Resql -Bullying prevention program for elementary and secondary school

Małgorzata Wójcik, University of Social Sciences and Humanities (Poland)


    Peer bullying is defined as a form of aggressive behaviour characterized by regularity, imbalance of power and authority between the bully and the victim and the intention to hurt the victim [1]. It is a universal phenomenon [2]. which can take an overt form (physical, verbal, material and sexual harassment) or an indirect form of relational bullying. At the same time results show that students are very reluctant to report bullying (both victims and bystanders) and ask for help [3]. The mobile app enables students to anonymously report worrying or threatening behaviours of other students. It is also possible to attach multimedia (photos, films) to the report. Students can use a few categories of reports which are assigned to specific types of bullying, and simple, intuitive steps to describe the situation. Sample descriptions of inappropriate (bullying) behaviours make it easier for students to assess whether a  situation is bullying or not. RESQL use as a smartphone app, which is the most commonly used device among young people, gives it a good chance of becoming a  popular solution. In addition, the application gives students the opportunity to report peer bullying  24 h from a place that is discreet and safe for the reporting person.
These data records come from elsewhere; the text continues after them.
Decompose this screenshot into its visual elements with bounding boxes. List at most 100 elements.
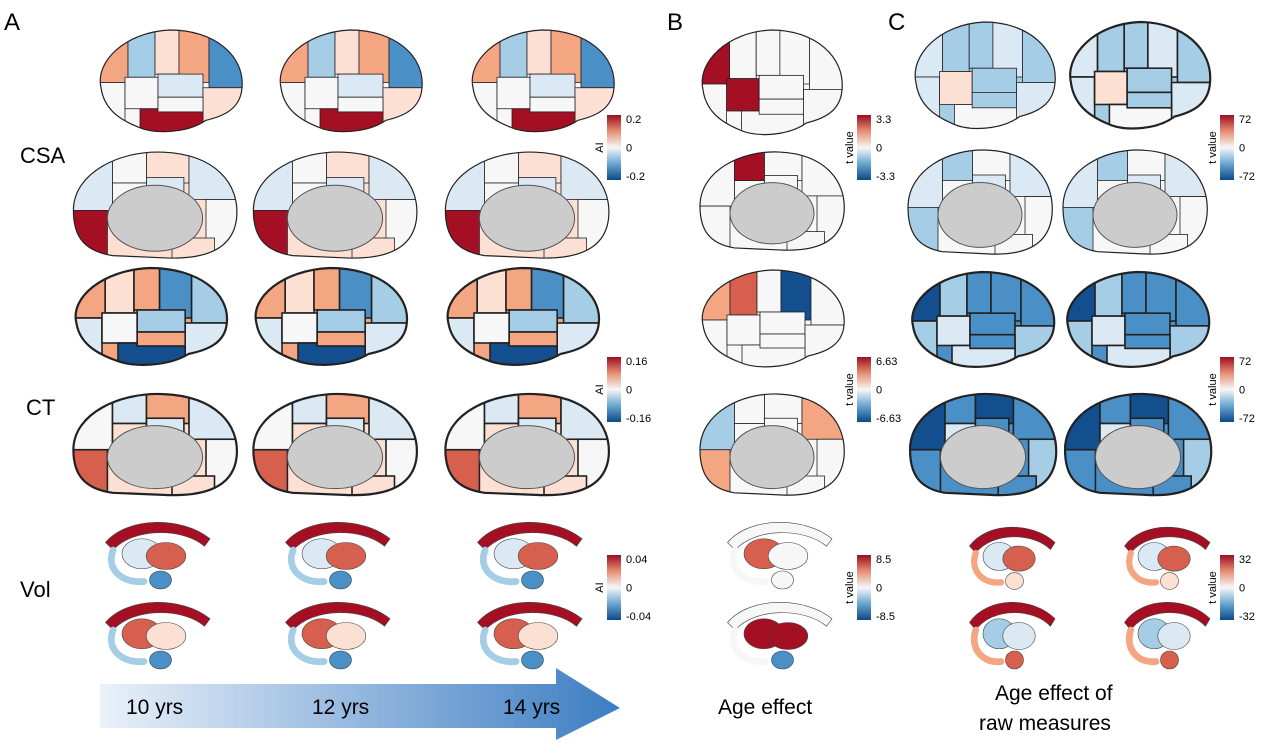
colorbar-axis-label: AI [594, 384, 606, 394]
colorbar-mid: 0 [626, 583, 632, 595]
colorbar-min: -0.16 [626, 413, 651, 425]
colorbar-min: -8.5 [876, 611, 895, 623]
b-ct-lateral [701, 269, 845, 368]
colorbar-max: 6.63 [876, 356, 897, 368]
colorbar-axis-label: AI [594, 142, 606, 152]
csa-lateral-1 [279, 29, 423, 133]
c-vol-lower-1 [1124, 602, 1211, 670]
panel-label-a: A [4, 9, 20, 36]
colorbar-axis-label: AI [594, 582, 606, 592]
b-vol-lower [727, 602, 833, 670]
colorbar-gradient [607, 357, 621, 422]
ct-lateral-2 [446, 266, 600, 366]
c-ct-medial-0 [908, 392, 1058, 497]
timeline-label-14: 14 yrs [503, 696, 560, 719]
c-csa-medial-0 [907, 149, 1053, 255]
colorbar-max: 72 [1239, 356, 1251, 368]
vol-lower-1 [285, 602, 391, 670]
colorbar-mid: 0 [1239, 143, 1245, 155]
colorbar-mid: 0 [876, 385, 882, 397]
colorbar-min: -3.3 [876, 171, 895, 183]
csa-medial-0 [72, 151, 238, 259]
colorbar-max: 0.16 [626, 356, 647, 368]
colorbars: 0.2 0 -0.2 AI 3.3 0 -3.3 t value 72 0 -72 t value 0.… [594, 114, 1255, 623]
csa-lateral-2 [471, 29, 615, 133]
colorbar-csa_c: 72 0 -72 t value [1207, 114, 1255, 183]
caption-age-effect: Age effect [718, 696, 812, 719]
colorbar-max: 0.04 [626, 554, 647, 566]
c-vol-lower-0 [969, 602, 1056, 670]
colorbar-mid: 0 [626, 143, 632, 155]
ct-lateral-1 [254, 266, 408, 366]
colorbar-min: -6.63 [876, 413, 901, 425]
colorbar-csa_b: 3.3 0 -3.3 t value [844, 114, 895, 183]
row-label-ct: CT [26, 395, 55, 420]
b-csa-lateral [701, 29, 843, 136]
colorbar-min: -0.2 [626, 171, 645, 183]
csa-lateral-0 [99, 29, 243, 133]
colorbar-mid: 0 [1239, 385, 1245, 397]
colorbar-csa_a: 0.2 0 -0.2 AI [594, 114, 645, 183]
colorbar-mid: 0 [876, 583, 882, 595]
colorbar-vol_a: 0.04 0 -0.04 AI [594, 554, 651, 623]
caption-raw-line2: raw measures [979, 712, 1111, 735]
colorbar-axis-label: t value [1207, 571, 1219, 603]
colorbar-max: 32 [1239, 554, 1251, 566]
colorbar-axis-label: t value [844, 373, 856, 405]
row-label-csa: CSA [20, 143, 66, 168]
vol-lower-2 [477, 602, 583, 670]
colorbar-ct_c: 72 0 -72 t value [1207, 356, 1255, 425]
colorbar-gradient [857, 115, 871, 180]
vol-upper-0 [105, 522, 211, 590]
ct-medial-1 [252, 392, 418, 497]
colorbar-axis-label: t value [844, 131, 856, 163]
vol-upper-2 [477, 522, 583, 590]
colorbar-ct_b: 6.63 0 -6.63 t value [844, 356, 901, 425]
c-csa-medial-1 [1062, 149, 1208, 255]
c-ct-lateral-0 [911, 270, 1056, 368]
colorbar-vol_c: 32 0 -32 t value [1207, 554, 1255, 623]
vol-lower-0 [105, 602, 211, 670]
colorbar-max: 72 [1239, 114, 1251, 126]
colorbar-gradient [607, 555, 621, 620]
age-timeline-arrow: 10 yrs 12 yrs 14 yrs [100, 668, 620, 740]
b-csa-medial [699, 151, 845, 251]
colorbar-gradient [607, 115, 621, 180]
timeline-label-10: 10 yrs [126, 696, 183, 719]
ct-medial-0 [72, 392, 238, 497]
row-label-vol: Vol [20, 577, 51, 602]
ct-lateral-0 [74, 266, 228, 366]
colorbar-gradient [1220, 357, 1234, 422]
c-ct-lateral-1 [1066, 270, 1211, 368]
colorbar-mid: 0 [1239, 583, 1245, 595]
vol-upper-1 [285, 522, 391, 590]
ct-medial-2 [444, 392, 610, 497]
csa-medial-1 [252, 151, 418, 259]
colorbar-max: 8.5 [876, 554, 891, 566]
colorbar-gradient [857, 555, 871, 620]
csa-medial-2 [444, 151, 610, 259]
timeline-label-12: 12 yrs [312, 696, 369, 719]
b-vol-upper [727, 522, 833, 590]
colorbar-axis-label: t value [1207, 131, 1219, 163]
colorbar-gradient [1220, 555, 1234, 620]
c-csa-lateral-1 [1069, 20, 1212, 130]
colorbar-min: -72 [1239, 413, 1255, 425]
colorbar-ct_a: 0.16 0 -0.16 AI [594, 356, 651, 425]
panel-label-c: C [888, 9, 905, 36]
brain-maps [72, 20, 1213, 670]
colorbar-max: 0.2 [626, 114, 641, 126]
colorbar-max: 3.3 [876, 114, 891, 126]
colorbar-gradient [857, 357, 871, 422]
panel-label-b: B [667, 9, 683, 36]
colorbar-axis-label: t value [844, 571, 856, 603]
colorbar-mid: 0 [876, 143, 882, 155]
timeline-arrow-shape [100, 668, 620, 740]
colorbar-vol_b: 8.5 0 -8.5 t value [844, 554, 895, 623]
c-vol-upper-1 [1124, 526, 1211, 590]
c-ct-medial-1 [1063, 392, 1213, 497]
b-ct-medial [699, 393, 845, 496]
colorbar-min: -0.04 [626, 611, 651, 623]
colorbar-gradient [1220, 115, 1234, 180]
The school is provided with an online panel and a unique code to be used by students for authorisation in the mobile app.

The evaluation of the applied tools have also brought knowledge of the phenomenon of bullying in the researched classes. They also helped to identify the so-called “class atmosphere”. The RESQL system implementation studies included N  =  600 students from thirteen public schools. Students have completed the evaluation surveys concerning he implemented RESQL system and surveys measuring the class atmosphere. The results show that some students are struggling with difficulties in their social groups: 31% of the respondents declared that they do not have a single person in their class they can count on; 30% of students don’t like going to their school; 15% of students don’t like their class and 11% don’t feel safe at school. The results also show that students need an anonymous tool to report bullying incidents or other unwanted behaviours.  

1] Salmivalli, C. (2014). Participants roles in bullying: How can peer bystanders be utilized in interventions? Theory into Practice, 54, 286–292.

[2] Gini,  G.,  &  Pozzoli,  T.  (2009).  Association  between  bullying  and  psychosomatic  prob-lems: A meta-analysis. Pediatrics,  123(3), 1059–1065.

[3] Wójcik, M., & Rzeńca, K. (2021). Disclosing or hiding bullying victimization: A grounded theory study from former victims’ point of view. School mental health, 13(4), 808-818.